How can I construct an example of the following?
$f$ is differentiable at $x_0$ but $\lim_{x\to x_0} f'(x)$ does not exist?
A bit stupid but if a function that doesn't have a limit at a point does that mean left hand limit is not equal to the right hand limit?
Can I construct $f$ such that $f=0$ for all $x\in (-\infty,0]$ and $f=\sin(x)$ for all $x \in (0, \infty)$ and take $x_0$ to be at zero?

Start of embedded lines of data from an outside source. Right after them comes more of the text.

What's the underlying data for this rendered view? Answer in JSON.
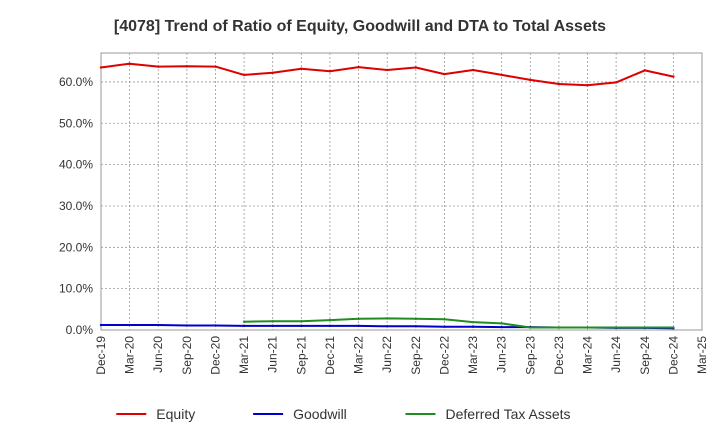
{
  "chart_data": {
    "type": "line",
    "title": "[4078]  Trend of Ratio of Equity, Goodwill and DTA to Total Assets",
    "xlabel": "",
    "ylabel": "",
    "ylim": [
      0,
      67
    ],
    "grid": true,
    "legend_position": "bottom",
    "y_ticks": [
      0,
      10,
      20,
      30,
      40,
      50,
      60
    ],
    "y_tick_labels": [
      "0.0%",
      "10.0%",
      "20.0%",
      "30.0%",
      "40.0%",
      "50.0%",
      "60.0%"
    ],
    "x_tick_labels": [
      "Dec-19",
      "Mar-20",
      "Jun-20",
      "Sep-20",
      "Dec-20",
      "Mar-21",
      "Jun-21",
      "Sep-21",
      "Dec-21",
      "Mar-22",
      "Jun-22",
      "Sep-22",
      "Dec-22",
      "Mar-23",
      "Jun-23",
      "Sep-23",
      "Dec-23",
      "Mar-24",
      "Jun-24",
      "Sep-24",
      "Dec-24",
      "Mar-25"
    ],
    "series": [
      {
        "name": "Equity",
        "color": "#dd0000",
        "values": [
          63.5,
          64.4,
          63.7,
          63.8,
          63.7,
          61.7,
          62.2,
          63.2,
          62.6,
          63.6,
          62.9,
          63.5,
          61.9,
          62.9,
          61.7,
          60.5,
          59.5,
          59.2,
          59.9,
          62.8,
          61.3,
          null
        ]
      },
      {
        "name": "Goodwill",
        "color": "#0000cc",
        "values": [
          1.2,
          1.2,
          1.2,
          1.1,
          1.1,
          1.0,
          1.0,
          1.0,
          1.0,
          1.0,
          0.9,
          0.9,
          0.8,
          0.8,
          0.7,
          0.7,
          0.6,
          0.6,
          0.5,
          0.5,
          0.4,
          null
        ]
      },
      {
        "name": "Deferred Tax Assets",
        "color": "#228b22",
        "values": [
          null,
          null,
          null,
          null,
          null,
          2.0,
          2.1,
          2.1,
          2.4,
          2.7,
          2.8,
          2.7,
          2.6,
          1.9,
          1.6,
          0.6,
          0.6,
          0.6,
          0.6,
          0.6,
          0.6,
          null
        ]
      }
    ]
  }
}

Take$$\begin{array}{rccc}f\colon&\mathbb R&\longrightarrow&\mathbb R\\&x&\mapsto&\begin{cases}x^2\sin\left(\frac1x\right)&\text{ if }x\neq0\\0&\text{ if }x=0.\end{cases}\end{array}$$Then $f$ is differentiable everywhere, but the limit $\lim_{x\to0}f'(x)$ doesn't exist, since, if $x\neq0$,$$f'(x)=2x\sin\left(\frac1x\right)-\cos\left(\frac1x\right)$$and, although the limite $\lim_{x\to0}2x\sin\left(\frac1x\right)$ exists (it is equal to $0$), the limit $\lim_{x\to0}\cos\left(\frac1x\right)$ doesn't.